Yesterday eMusic began offering the Sony catalog to subscribers, and incidentally screwed over many of the same long-term subscribers. Here’s what happened.

At the end of May, the eMusic CEO Danny Stein announced that eMusic had inked a deal to offer some of the Sony catalog to subscribers. This led to two changes:

  • New plans with less value for our dollar. Long-term subscribers were forced into new plans with fewer downloads for the same price per month. Some of these subscribers had plans that eMusic had grandfathered some years earlier. My former plan, for instance, was one I first bought in October 2005 for 90 downloads for $20/month. At at least one point afterwards, eMusic had modified their $20/month plan to include fewer downloads, but had allowed me to keep my plan. My new plan, however, is 50 “downloads” (I’ll get into why I put scare quotes up in a minute) for $20/month. So my downloads have gone from 22.2 cents each up to 40 cents each. Still a better deal than Amazon or iTunes, but the effective cost to me has gone up by nearly 100 percent.

  • Album pricing. Some – but not all – albums with more than 12 tracks will now have a fixed price of 12 “downloads,” a term that eMusic has changed to “credits” on some pages. Some albums with fewer than 12 tracks, especially those where at least one of those tracks is longer than 10 minutes, will now cost subscribers 12 “credits” to download. This really hurts in metal and jazz, where the bang for the buck has always been so valuable. For example, I had 4 Albert Ayler albums in my Save For Later list, each of which had 2 tracks per album. Now eMusic wants 12 credits for each. It’s still a better deal than Amazon or iTunes, but a far worse deal than I was offered just the day before yesterday.

So I spent the evening going through the new Sony offerings.

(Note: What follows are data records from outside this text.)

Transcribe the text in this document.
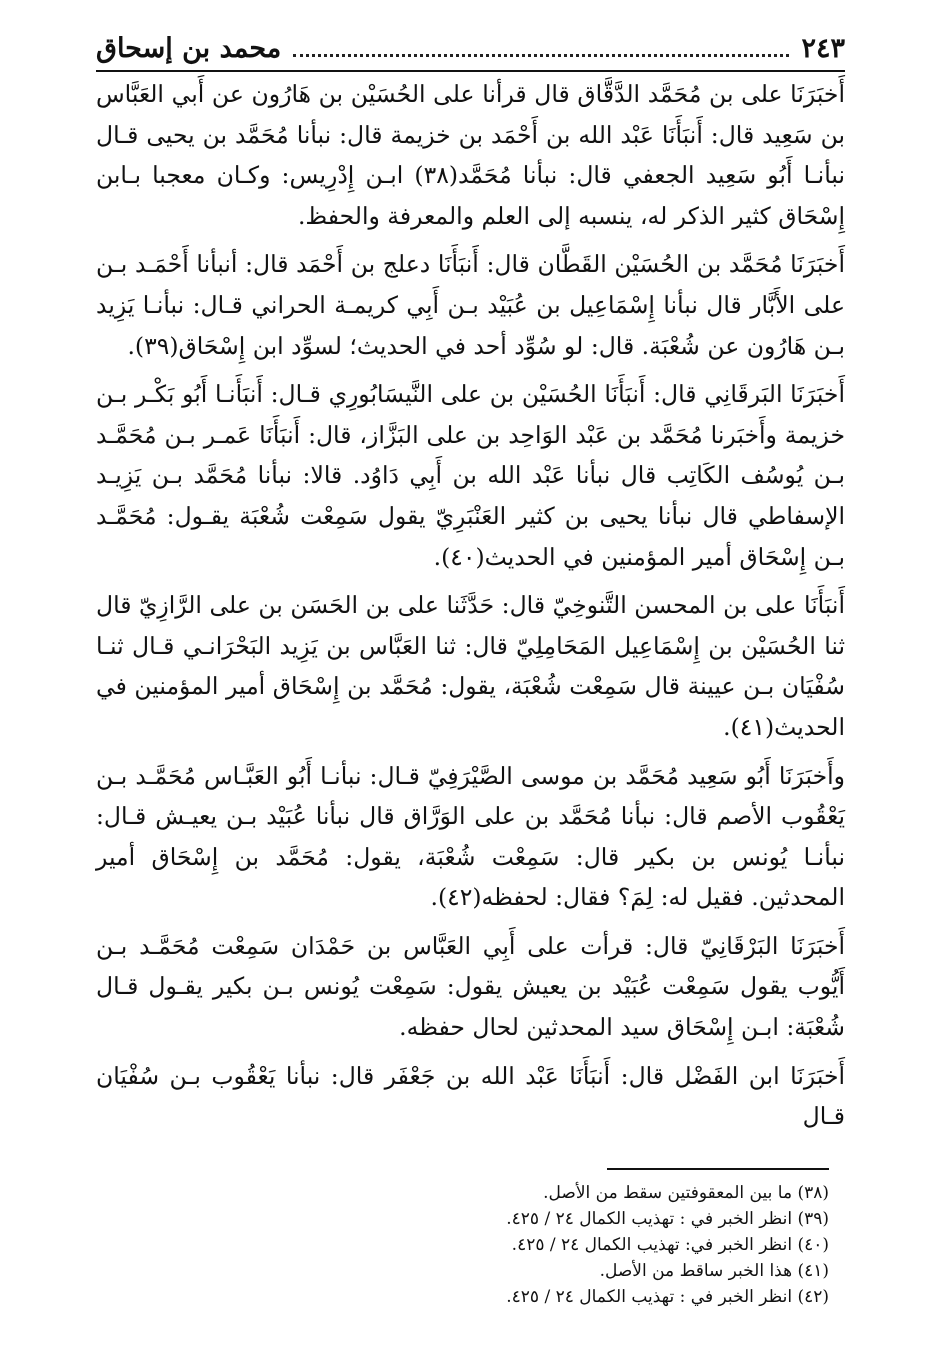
محمد بن إسحاق	٢٤٣

أَخبَرَنَا على بن مُحَمَّد الدَّقَّاق قال قرأنا على الحُسَيْن بن هَارُون عن أَبي العَبَّاس بن سَعِيد قال: أَنبَأَنَا عَبْد الله بن أَحْمَد بن خزيمة قال: نبأنا مُحَمَّد بن يحيى قـال نبأنـا أَبُو سَعِيد الجعفي قال: نبأنا مُحَمَّد(٣٨) ابـن إِدْرِيس: وكـان معجبا بـابن إِسْحَاق كثير الذكر له، ينسبه إلى العلم والمعرفة والحفظ.

أَخبَرَنَا مُحَمَّد بن الحُسَيْن القَطَّان قال: أَنبَأَنَا دعلج بن أَحْمَد قال: أنبأنا أَحْمَـد بـن على الأَبَّار قال نبأنا إِسْمَاعِيل بن عُبَيْد بـن أَبِي كريمـة الحراني قـال: نبأنـا يَزِيد بـن هَارُون عن شُعْبَة. قال: لو سُوِّد أحد في الحديث؛ لسوِّد ابن إِسْحَاق(٣٩).

أَخبَرَنَا البَرقَانِي قال: أَنبَأَنَا الحُسَيْن بن على النَّيسَابُورِي قـال: أَنبَأَنـا أَبُو بَكْـر بـن خزيمة وأَخبَرنا مُحَمَّد بن عَبْد الوَاحِد بن على البَزَّاز، قال: أَنبَأَنَا عَمـر بـن مُحَمَّـد بـن يُوسُف الكَاتِب قال نبأنا عَبْد الله بن أَبِي دَاوُد. قالا: نبأنا مُحَمَّد بـن يَزِيـد الإسفاطي قال نبأنا يحيى بن كثير العَنْبَرِيّ يقول سَمِعْت شُعْبَة يقـول: مُحَمَّـد بـن إِسْحَاق أمير المؤمنين في الحديث(٤٠).

أَنبَأَنَا على بن المحسن التَّنوخِيّ قال: حَدَّثَنا على بن الحَسَن بن على الرَّازِيّ قال ثنا الحُسَيْن بن إِسْمَاعِيل المَحَامِلِيّ قال: ثنا العَبَّاس بن يَزِيد البَحْرَانـي قـال ثنـا سُفْيَان بـن عيينة قال سَمِعْت شُعْبَة، يقول: مُحَمَّد بن إِسْحَاق أمير المؤمنين في الحديث(٤١).

وأَخبَرَنَا أَبُو سَعِيد مُحَمَّد بن موسى الصَّيْرَفِيّ قـال: نبأنـا أَبُو العَبَّـاس مُحَمَّـد بـن يَعْقُوب الأصم قال: نبأنا مُحَمَّد بن على الوَرَّاق قال نبأنا عُبَيْد بـن يعيـش قـال: نبأنـا يُونس بن بكير قال: سَمِعْت شُعْبَة، يقول: مُحَمَّد بن إِسْحَاق أمير المحدثين. فقيل له: لِمَ؟ فقال: لحفظه(٤٢).

أَخبَرَنَا البَرْقَانِيّ قال: قرأت على أَبِي العَبَّاس بن حَمْدَان سَمِعْت مُحَمَّـد بـن أَيُّوب يقول سَمِعْت عُبَيْد بن يعيش يقول: سَمِعْت يُونس بـن بكير يقـول قـال شُعْبَة: ابـن إِسْحَاق سيد المحدثين لحال حفظه.

أَخبَرَنَا ابن الفَضْل قال: أَنبَأَنَا عَبْد الله بن جَعْفَر قال: نبأنا يَعْقُوب بـن سُفْيَان قـال

(٣٨) ما بين المعقوفتين سقط من الأصل.
(٣٩) انظر الخبر في : تهذيب الكمال ٢٤ / ٤٢٥.
(٤٠) انظر الخبر في: تهذيب الكمال ٢٤ / ٤٢٥.
(٤١) هذا الخبر ساقط من الأصل.
(٤٢) انظر الخبر في : تهذيب الكمال ٢٤ / ٤٢٥.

I should point out that this wasn’t easy, because eMusic’s website remains as clunky and unfriendly as ever. The only way to find out what eMusic had added from Sony was to scroll through the new pages, which list everything recently added in groups of 10. All the Sony additions were made on 6/30/09, and to go through them all, I scrolled through nearly 900 pages. Some of the additions are damn great (Skip Spence, the Clash, Dylan) and some aren’t (wow, the whole Celine Dion catalog plus Kenny G plus the New Kids On The Block, oh my!). The thing is that like many of eMusic’s long-time subscribers, I’m already a hardcore music collector and I already have most of the new additions that I would be inclined to buy. I ended up adding a few Dylan albums that I don’t have to my list, plus some Ellington and Mingus albums. I expect that it will take me maybe 2-3 months to burn through all of the new additions that interest me. At least, at the rate of my newly enhanced plan.

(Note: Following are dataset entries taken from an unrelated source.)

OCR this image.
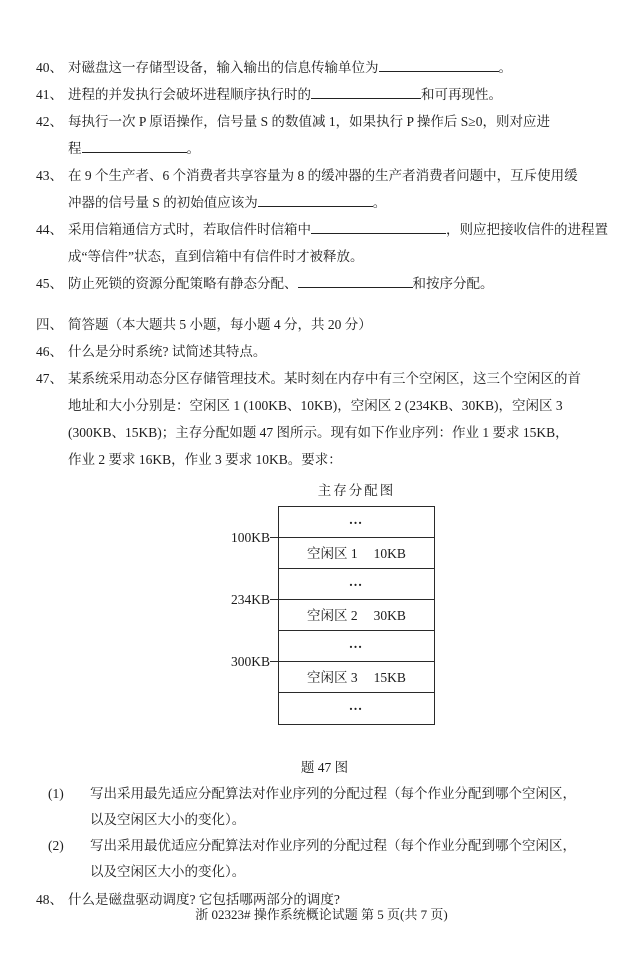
40、 对磁盘这一存储型设备，输入输出的信息传输单位为	。
41、 进程的并发执行会破坏进程顺序执行时的	和可再现性。
42、 每执行一次 P 原语操作，信号量 S 的数值减 1，如果执行 P 操作后 S≥0，则对应进
程	。
43、 在 9 个生产者、6 个消费者共享容量为 8 的缓冲器的生产者消费者问题中，互斥使用缓
冲器的信号量 S 的初始值应该为	。
44、 采用信箱通信方式时，若取信件时信箱中	，则应把接收信件的进程置
成“等信件”状态，直到信箱中有信件时才被释放。
45、 防止死锁的资源分配策略有静态分配、	和按序分配。
四、 简答题（本大题共 5 小题，每小题 4 分，共 20 分）
46、 什么是分时系统? 试简述其特点。
47、 某系统采用动态分区存储管理技术。某时刻在内存中有三个空闲区，这三个空闲区的首
地址和大小分别是：空闲区 1 (100KB、10KB)，空闲区 2 (234KB、30KB)，空闲区 3
(300KB、15KB)；主存分配如题 47 图所示。现有如下作业序列：作业 1 要求 15KB，
作业 2 要求 16KB，作业 3 要求 10KB。要求：
主存分配图
…
空闲区 1 10KB
…
空闲区 2 30KB
…
空闲区 3 15KB
…
100KB
234KB
300KB
题 47 图
(1)	写出采用最先适应分配算法对作业序列的分配过程（每个作业分配到哪个空闲区，
以及空闲区大小的变化）。
(2)	写出采用最优适应分配算法对作业序列的分配过程（每个作业分配到哪个空闲区，
以及空闲区大小的变化）。
48、 什么是磁盘驱动调度? 它包括哪两部分的调度?
浙 02323# 操作系统概论试题 第 5 页(共 7 页)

Judging from the 1600+ comments on Danny Stein’s original announcement on eMusic’s blog, I’d say that I’m not alone in being less than impressed with what subscribers are getting in return for the new catalog and reduced-value plans. I understand that eMusic needs to do what it can to remain a viable business, and Stein said that eMusic had been under pressure from the indie labels for some time to increase its per-download charge. I don’t like the suddenness of the change, nor the lack of a response to complaints from eMusic. It is as if they’ve decided that they don’t care about keeping their often-enthusiastic long-time subscribers – or, at least, don’t know how to show that they care – and that doesn’t make much business sense to me.

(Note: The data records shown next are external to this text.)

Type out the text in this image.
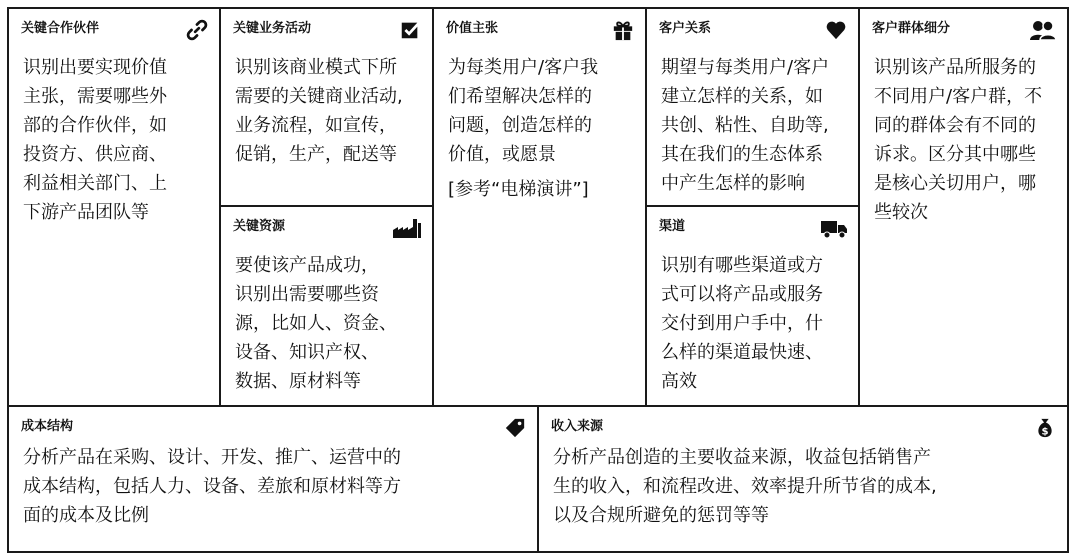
关键合作伙伴
识别出要实现价值
主张，需要哪些外
部的合作伙伴，如
投资方、供应商、
利益相关部门、上
下游产品团队等
关键业务活动
识别该商业模式下所
需要的关键商业活动,
业务流程，如宣传，
促销，生产，配送等
关键资源
要使该产品成功，
识别出需要哪些资
源，比如人、资金、
设备、知识产权、
数据、原材料等
价值主张
为每类用户/客户我
们希望解决怎样的
问题，创造怎样的
价值，或愿景
[参考“电梯演讲”]
客户关系
期望与每类用户/客户
建立怎样的关系，如
共创、粘性、自助等,
其在我们的生态体系
中产生怎样的影响
渠道
识别有哪些渠道或方
式可以将产品或服务
交付到用户手中，什
么样的渠道最快速、
高效
客户群体细分
识别该产品所服务的
不同用户/客户群，不
同的群体会有不同的
诉求。区分其中哪些
是核心关切用户，哪
些较次
成本结构
分析产品在采购、设计、开发、推广、运营中的
成本结构，包括人力、设备、差旅和原材料等方
面的成本及比例
收入来源	$
分析产品创造的主要收益来源，收益包括销售产
生的收入，和流程改进、效率提升所节省的成本,
以及合规所避免的惩罚等等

eMusic also needs to figure out what the per-album pricing means to them and to customers. If many of the albums I was previously planning to download now will cost me either 12 or 24 credits (double-albums are twice the credits), why are all the monthly download plans and booster packs being offered in multiples of 5? Don’t get me wrong: I prefer the base-10 idea, but why not make the per-album credit a flat 10 downloads, then? Not that eMusic would listen to me; I’m merely a long-time subscriber.

As another poster on Danny Stein’s blog post noted, Sony isn’t part of any long-term music business solution. They are part of the problem. See ya, eMusic. We’ll watch you burn, and won’t miss you.